[Top][All Lists]
[Date Prev][Date Next][Thread Prev][Thread Next][Date Index][Thread Index]
Re: uc_width and wcwidth optimization
From: |
Alexander V. Lukyanov |
Subject: |
Re: uc_width and wcwidth optimization |
Date: |
Wed, 14 Dec 2011 14:02:33 +0400 |
User-agent: |
Mutt/1.5.21 (2010-09-15) |
On Tue, Dec 13, 2011 at 11:32:53AM +0100, Bruno Haible wrote:
> 2) The wcwidth change is a good idea, but unfortunately is not multithread-
> safe. Different threads can have different locales, therefore a global
> variable as a cache won't lead to correct results always.
Fortunately charset.alias is not re-read every time wcwidth is called. ;-)
Are there any real programs which use different locales in threads?
> I'm attaching the benchmark program I'm experimenting with. So far, it seems
> that locale_charset() is really slow, whereas the is_cjk stuff is not a big
> speed problem.
is_cjk_encoding() is on the second place after locale_charset.
locale_charset is slow because of linear search of locale alias.

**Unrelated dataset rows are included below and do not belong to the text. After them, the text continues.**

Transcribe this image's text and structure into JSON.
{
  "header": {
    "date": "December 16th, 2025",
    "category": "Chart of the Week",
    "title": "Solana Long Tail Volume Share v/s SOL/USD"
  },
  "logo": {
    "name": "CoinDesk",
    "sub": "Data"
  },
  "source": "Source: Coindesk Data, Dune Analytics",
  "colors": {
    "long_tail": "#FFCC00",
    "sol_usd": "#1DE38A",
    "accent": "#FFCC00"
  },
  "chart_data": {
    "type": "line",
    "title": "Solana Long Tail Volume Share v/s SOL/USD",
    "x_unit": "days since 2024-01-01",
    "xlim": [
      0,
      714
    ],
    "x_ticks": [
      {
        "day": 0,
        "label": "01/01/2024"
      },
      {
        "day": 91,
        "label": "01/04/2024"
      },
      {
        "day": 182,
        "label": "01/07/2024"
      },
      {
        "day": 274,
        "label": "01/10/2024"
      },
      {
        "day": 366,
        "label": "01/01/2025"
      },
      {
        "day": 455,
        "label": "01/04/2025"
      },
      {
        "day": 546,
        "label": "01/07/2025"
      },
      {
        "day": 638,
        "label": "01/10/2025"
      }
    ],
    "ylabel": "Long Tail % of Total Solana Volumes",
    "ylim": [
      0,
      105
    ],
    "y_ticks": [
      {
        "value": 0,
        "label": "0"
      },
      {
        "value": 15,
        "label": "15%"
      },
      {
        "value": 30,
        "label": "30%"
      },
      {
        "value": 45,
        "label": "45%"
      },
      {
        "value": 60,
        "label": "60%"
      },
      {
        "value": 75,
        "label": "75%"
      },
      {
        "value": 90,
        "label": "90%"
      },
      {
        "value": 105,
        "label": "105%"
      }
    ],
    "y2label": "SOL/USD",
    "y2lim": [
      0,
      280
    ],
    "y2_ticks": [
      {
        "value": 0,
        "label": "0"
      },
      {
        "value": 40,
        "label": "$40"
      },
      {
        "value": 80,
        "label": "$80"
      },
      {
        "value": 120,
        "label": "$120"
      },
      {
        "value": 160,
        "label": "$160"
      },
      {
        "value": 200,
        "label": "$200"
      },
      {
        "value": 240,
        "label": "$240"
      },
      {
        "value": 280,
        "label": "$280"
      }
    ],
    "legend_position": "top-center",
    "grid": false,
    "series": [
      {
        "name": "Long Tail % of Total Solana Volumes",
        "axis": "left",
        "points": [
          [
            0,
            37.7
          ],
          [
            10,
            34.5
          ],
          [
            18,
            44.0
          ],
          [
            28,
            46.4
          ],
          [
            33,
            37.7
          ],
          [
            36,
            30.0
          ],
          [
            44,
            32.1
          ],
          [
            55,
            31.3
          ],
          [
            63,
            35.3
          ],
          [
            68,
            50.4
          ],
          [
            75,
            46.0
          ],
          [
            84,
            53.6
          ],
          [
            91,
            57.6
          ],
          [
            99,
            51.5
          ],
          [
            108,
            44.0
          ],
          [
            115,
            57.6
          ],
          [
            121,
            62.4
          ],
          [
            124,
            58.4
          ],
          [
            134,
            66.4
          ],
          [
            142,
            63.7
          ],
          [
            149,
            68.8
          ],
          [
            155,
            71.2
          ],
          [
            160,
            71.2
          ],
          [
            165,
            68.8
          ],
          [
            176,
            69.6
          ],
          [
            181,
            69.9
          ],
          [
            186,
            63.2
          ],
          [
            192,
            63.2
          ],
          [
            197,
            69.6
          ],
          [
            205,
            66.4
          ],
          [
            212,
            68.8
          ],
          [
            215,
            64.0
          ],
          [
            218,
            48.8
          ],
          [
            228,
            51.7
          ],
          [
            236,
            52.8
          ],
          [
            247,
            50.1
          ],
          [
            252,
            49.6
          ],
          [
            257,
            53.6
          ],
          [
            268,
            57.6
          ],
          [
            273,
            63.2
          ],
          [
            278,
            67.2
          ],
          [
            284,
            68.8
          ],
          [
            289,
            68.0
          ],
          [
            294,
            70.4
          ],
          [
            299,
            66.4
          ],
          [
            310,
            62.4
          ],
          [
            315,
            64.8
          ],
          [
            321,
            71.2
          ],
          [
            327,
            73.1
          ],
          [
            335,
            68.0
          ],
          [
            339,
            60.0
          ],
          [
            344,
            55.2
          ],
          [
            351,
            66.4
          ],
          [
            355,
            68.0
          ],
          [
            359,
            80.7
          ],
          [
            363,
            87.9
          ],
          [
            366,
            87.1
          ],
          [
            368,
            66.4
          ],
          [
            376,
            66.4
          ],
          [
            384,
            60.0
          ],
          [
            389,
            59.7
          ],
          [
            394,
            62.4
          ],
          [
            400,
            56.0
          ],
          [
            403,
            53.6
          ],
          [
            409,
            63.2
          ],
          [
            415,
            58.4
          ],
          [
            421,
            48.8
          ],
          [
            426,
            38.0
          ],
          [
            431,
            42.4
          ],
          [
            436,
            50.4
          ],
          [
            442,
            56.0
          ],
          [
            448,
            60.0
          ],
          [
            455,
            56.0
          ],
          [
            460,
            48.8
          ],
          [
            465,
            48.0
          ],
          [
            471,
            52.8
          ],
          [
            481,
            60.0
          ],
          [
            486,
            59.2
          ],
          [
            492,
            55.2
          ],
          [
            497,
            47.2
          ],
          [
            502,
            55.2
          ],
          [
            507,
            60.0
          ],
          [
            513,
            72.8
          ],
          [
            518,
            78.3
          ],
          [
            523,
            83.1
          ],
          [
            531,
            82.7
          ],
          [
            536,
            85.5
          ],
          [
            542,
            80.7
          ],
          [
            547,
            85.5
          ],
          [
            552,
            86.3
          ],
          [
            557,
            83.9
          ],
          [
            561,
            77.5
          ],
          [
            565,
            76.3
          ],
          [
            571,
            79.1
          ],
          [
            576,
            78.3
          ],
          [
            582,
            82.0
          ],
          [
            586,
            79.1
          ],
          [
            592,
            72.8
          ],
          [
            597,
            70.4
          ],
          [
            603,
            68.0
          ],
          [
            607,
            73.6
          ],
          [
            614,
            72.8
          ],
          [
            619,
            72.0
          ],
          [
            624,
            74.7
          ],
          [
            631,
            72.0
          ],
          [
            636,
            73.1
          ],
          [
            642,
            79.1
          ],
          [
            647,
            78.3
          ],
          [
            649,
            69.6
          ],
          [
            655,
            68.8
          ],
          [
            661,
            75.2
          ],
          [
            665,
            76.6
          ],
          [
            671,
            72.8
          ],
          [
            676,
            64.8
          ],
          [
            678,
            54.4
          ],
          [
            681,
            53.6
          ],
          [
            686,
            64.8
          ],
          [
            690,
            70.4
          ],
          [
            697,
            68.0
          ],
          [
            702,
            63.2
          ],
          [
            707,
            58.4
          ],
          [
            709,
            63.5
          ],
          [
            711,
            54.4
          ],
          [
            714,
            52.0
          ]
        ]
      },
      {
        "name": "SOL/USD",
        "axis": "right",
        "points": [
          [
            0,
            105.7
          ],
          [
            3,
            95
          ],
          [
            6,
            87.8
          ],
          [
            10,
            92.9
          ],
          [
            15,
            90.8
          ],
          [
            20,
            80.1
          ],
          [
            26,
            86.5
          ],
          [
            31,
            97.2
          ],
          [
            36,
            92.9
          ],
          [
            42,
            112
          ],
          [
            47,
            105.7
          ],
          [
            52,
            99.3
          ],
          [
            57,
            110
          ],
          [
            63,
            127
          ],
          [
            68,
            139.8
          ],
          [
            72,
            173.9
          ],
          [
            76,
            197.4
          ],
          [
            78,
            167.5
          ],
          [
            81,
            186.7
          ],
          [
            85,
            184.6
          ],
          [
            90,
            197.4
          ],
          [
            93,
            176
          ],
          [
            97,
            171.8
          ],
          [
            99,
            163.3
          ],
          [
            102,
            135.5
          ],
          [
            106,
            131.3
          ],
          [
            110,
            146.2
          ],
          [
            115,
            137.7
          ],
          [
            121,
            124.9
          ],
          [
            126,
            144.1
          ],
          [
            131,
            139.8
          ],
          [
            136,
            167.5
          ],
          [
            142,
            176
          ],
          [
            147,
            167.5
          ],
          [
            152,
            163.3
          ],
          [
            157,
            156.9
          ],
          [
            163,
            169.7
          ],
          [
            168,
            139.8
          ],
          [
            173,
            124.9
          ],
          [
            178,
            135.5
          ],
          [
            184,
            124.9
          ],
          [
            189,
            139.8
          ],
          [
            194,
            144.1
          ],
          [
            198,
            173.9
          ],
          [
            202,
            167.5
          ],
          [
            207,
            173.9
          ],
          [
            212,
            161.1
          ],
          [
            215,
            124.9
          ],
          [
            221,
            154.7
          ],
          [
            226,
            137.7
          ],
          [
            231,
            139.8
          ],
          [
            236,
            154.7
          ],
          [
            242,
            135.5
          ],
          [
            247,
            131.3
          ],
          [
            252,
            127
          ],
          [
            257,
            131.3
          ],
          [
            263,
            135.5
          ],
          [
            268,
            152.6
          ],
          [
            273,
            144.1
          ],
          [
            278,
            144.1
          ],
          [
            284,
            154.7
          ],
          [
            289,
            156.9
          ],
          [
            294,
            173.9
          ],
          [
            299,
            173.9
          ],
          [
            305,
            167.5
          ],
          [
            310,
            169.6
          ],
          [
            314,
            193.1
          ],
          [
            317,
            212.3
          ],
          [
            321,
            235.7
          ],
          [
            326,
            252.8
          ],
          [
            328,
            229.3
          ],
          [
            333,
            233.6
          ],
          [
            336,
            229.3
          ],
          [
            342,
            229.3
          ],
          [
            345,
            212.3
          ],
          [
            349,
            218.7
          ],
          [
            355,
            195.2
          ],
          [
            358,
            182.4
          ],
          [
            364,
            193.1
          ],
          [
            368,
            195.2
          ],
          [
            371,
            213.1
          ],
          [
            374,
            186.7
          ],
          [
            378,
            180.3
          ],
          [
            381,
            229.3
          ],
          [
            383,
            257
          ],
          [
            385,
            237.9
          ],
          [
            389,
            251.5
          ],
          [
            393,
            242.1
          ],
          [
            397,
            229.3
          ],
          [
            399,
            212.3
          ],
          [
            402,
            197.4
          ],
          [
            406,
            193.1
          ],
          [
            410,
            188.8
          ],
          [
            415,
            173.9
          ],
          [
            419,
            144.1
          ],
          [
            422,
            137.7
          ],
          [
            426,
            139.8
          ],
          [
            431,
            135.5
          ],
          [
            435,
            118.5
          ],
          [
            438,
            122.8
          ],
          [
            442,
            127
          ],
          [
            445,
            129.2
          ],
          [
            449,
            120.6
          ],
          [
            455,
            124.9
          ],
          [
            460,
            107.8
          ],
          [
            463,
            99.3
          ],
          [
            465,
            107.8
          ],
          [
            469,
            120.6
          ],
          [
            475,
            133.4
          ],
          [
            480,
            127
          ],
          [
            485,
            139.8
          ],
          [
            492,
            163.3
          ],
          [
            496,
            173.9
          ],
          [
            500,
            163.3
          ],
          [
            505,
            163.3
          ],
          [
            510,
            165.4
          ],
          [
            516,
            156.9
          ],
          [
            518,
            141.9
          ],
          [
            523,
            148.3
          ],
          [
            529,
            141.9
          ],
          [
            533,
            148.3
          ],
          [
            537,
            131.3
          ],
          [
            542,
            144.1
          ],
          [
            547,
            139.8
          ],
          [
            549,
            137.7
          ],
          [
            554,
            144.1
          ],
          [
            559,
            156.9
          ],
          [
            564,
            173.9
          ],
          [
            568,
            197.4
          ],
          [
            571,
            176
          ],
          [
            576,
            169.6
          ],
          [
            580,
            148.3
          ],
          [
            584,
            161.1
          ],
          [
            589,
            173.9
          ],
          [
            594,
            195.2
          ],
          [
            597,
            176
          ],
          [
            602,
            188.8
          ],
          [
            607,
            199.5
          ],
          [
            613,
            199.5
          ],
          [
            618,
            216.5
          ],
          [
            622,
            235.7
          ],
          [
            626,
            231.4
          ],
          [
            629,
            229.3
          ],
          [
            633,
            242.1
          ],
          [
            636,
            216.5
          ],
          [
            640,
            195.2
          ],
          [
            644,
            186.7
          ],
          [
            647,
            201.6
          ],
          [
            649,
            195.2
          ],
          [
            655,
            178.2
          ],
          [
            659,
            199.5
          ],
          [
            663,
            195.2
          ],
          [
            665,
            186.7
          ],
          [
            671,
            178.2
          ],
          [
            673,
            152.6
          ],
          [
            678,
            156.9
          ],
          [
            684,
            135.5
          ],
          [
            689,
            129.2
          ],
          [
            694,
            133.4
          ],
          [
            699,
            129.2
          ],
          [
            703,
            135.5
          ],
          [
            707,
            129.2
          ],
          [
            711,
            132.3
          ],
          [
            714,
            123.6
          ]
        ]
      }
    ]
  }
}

Unfortunately, I don't know how to optimize it to be thread-safe without
heavy artillery like thread-local storage.
> > Besides, uc_width is used in wcwidth for cjk encodings as designed.
>
> - if (STREQ (encoding, "UTF-8", 'U', 'T', 'F', '-', '8', 0, 0, 0 ,0))
> + if (cached_is_utf8_encoding || cached_is_cjk_encoding)
> {
> /* We assume that in a UTF-8 locale, a wide character is the same as a
> Unicode character. */
> - return uc_width (wc, encoding);
> + return uc_width (wc, cached_is_cjk_encoding);
> }
>
> This won't work portably: The comment says that only in UTF-8 locales we know
> that a wchar_t represents a Unicode character. In locales with encodings
> such as EUC-JP or GB18030 you cannot assume anything about how to libc has
> defined the wchar_t values.
It means that it is possible to avoid is_cjk_encoding() calling at all,
because uc_width only uses encoding for cjk checking and uc_width is only
called by wcwidth for UTF-8 case (which is not a cjk encoding).
--
Alexander.